Phase field approach to optimal packing problems and related Cheeger clusters

TL;DR

This paper investigates the asymptotic behavior of optimal clusters related to Cheeger constants in fixed domains, showing convergence to packing problems, and introduces a phase field method for computing these clusters with numerical validation.

Contribution

It presents a novel phase field approach based on Gamma convergence to compute Cheeger constants and optimal clusters, linking them to packing problems as parameters vary.

Findings

Optimal Cheeger clusters converge to packing solutions as parameters approach critical values.

The phase field method efficiently computes Cheeger constants and clusters in 2D and 3D.

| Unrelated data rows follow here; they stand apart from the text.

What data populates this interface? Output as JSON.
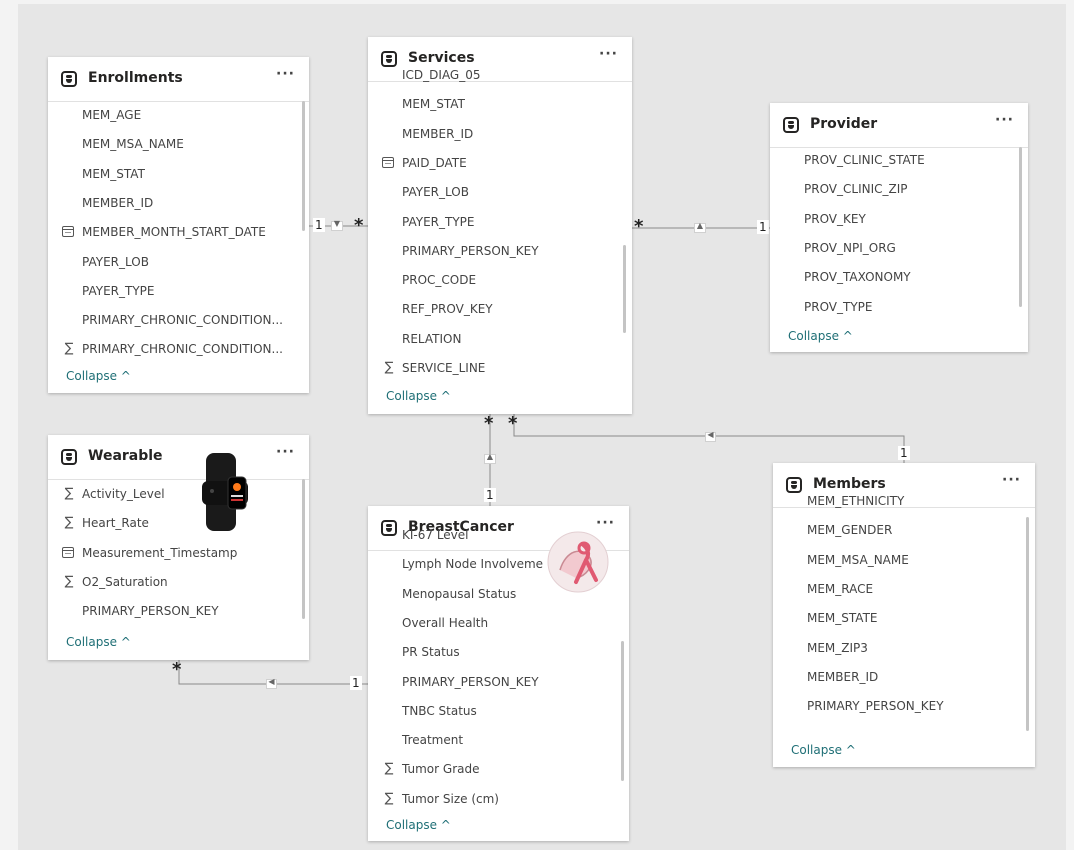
{
  "tables": {
    "enrollments": {
      "title": "Enrollments",
      "more": "···",
      "collapse": "Collapse ^",
      "fields": [
        {
          "icon": "",
          "name": "MEM_AGE"
        },
        {
          "icon": "",
          "name": "MEM_MSA_NAME"
        },
        {
          "icon": "",
          "name": "MEM_STAT"
        },
        {
          "icon": "",
          "name": "MEMBER_ID"
        },
        {
          "icon": "calendar-icon",
          "name": "MEMBER_MONTH_START_DATE"
        },
        {
          "icon": "",
          "name": "PAYER_LOB"
        },
        {
          "icon": "",
          "name": "PAYER_TYPE"
        },
        {
          "icon": "",
          "name": "PRIMARY_CHRONIC_CONDITION..."
        },
        {
          "icon": "sigma-icon",
          "name": "PRIMARY_CHRONIC_CONDITION..."
        }
      ]
    },
    "services": {
      "title": "Services",
      "more": "···",
      "collapse": "Collapse ^",
      "fields": [
        {
          "icon": "",
          "name": "ICD_DIAG_05"
        },
        {
          "icon": "",
          "name": "MEM_STAT"
        },
        {
          "icon": "",
          "name": "MEMBER_ID"
        },
        {
          "icon": "calendar-icon",
          "name": "PAID_DATE"
        },
        {
          "icon": "",
          "name": "PAYER_LOB"
        },
        {
          "icon": "",
          "name": "PAYER_TYPE"
        },
        {
          "icon": "",
          "name": "PRIMARY_PERSON_KEY"
        },
        {
          "icon": "",
          "name": "PROC_CODE"
        },
        {
          "icon": "",
          "name": "REF_PROV_KEY"
        },
        {
          "icon": "",
          "name": "RELATION"
        },
        {
          "icon": "sigma-icon",
          "name": "SERVICE_LINE"
        }
      ]
    },
    "provider": {
      "title": "Provider",
      "more": "···",
      "collapse": "Collapse ^",
      "fields": [
        {
          "icon": "",
          "name": "PROV_CLINIC_STATE"
        },
        {
          "icon": "",
          "name": "PROV_CLINIC_ZIP"
        },
        {
          "icon": "",
          "name": "PROV_KEY"
        },
        {
          "icon": "",
          "name": "PROV_NPI_ORG"
        },
        {
          "icon": "",
          "name": "PROV_TAXONOMY"
        },
        {
          "icon": "",
          "name": "PROV_TYPE"
        }
      ]
    },
    "wearable": {
      "title": "Wearable",
      "more": "···",
      "collapse": "Collapse ^",
      "fields": [
        {
          "icon": "sigma-icon",
          "name": "Activity_Level"
        },
        {
          "icon": "sigma-icon",
          "name": "Heart_Rate"
        },
        {
          "icon": "calendar-icon",
          "name": "Measurement_Timestamp"
        },
        {
          "icon": "sigma-icon",
          "name": "O2_Saturation"
        },
        {
          "icon": "",
          "name": "PRIMARY_PERSON_KEY"
        }
      ]
    },
    "breastcancer": {
      "title": "BreastCancer",
      "more": "···",
      "collapse": "Collapse ^",
      "fields": [
        {
          "icon": "",
          "name": "KI-67 Level"
        },
        {
          "icon": "",
          "name": "Lymph Node Involveme"
        },
        {
          "icon": "",
          "name": "Menopausal Status"
        },
        {
          "icon": "",
          "name": "Overall Health"
        },
        {
          "icon": "",
          "name": "PR Status"
        },
        {
          "icon": "",
          "name": "PRIMARY_PERSON_KEY"
        },
        {
          "icon": "",
          "name": "TNBC Status"
        },
        {
          "icon": "",
          "name": "Treatment"
        },
        {
          "icon": "sigma-icon",
          "name": "Tumor Grade"
        },
        {
          "icon": "sigma-icon",
          "name": "Tumor Size (cm)"
        }
      ]
    },
    "members": {
      "title": "Members",
      "more": "···",
      "collapse": "Collapse ^",
      "fields": [
        {
          "icon": "",
          "name": "MEM_ETHNICITY"
        },
        {
          "icon": "",
          "name": "MEM_GENDER"
        },
        {
          "icon": "",
          "name": "MEM_MSA_NAME"
        },
        {
          "icon": "",
          "name": "MEM_RACE"
        },
        {
          "icon": "",
          "name": "MEM_STATE"
        },
        {
          "icon": "",
          "name": "MEM_ZIP3"
        },
        {
          "icon": "",
          "name": "MEMBER_ID"
        },
        {
          "icon": "",
          "name": "PRIMARY_PERSON_KEY"
        }
      ]
    }
  },
  "relationships": {
    "one": "1",
    "many": "*"
  }
}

Numerical experiments validate the theoretical asymptotic and computational results.

Abstract

In a fixed domain of $\Bbb{R}^N$ we study the asymptotic behaviour of optimal clusters associated to $\alpha$-Cheeger constants and natural energies like the sum or maximum: we prove that, as the parameter $\alpha$ converges to the "critical" value $\Big (\frac{N-1}{N}\Big ) _+$, optimal Cheeger clusters converge to solutions of different packing problems for balls, depending on the energy under consideration. As well, we propose an efficient phase field approach based on a multiphase Gamma convergence result of Modica-Mortola type, in order to compute $\alpha$-Cheeger constants, optimal clusters and, as a consequence of the asymptotic result, optimal packings. Numerical experiments are carried over in two and three space dimensions.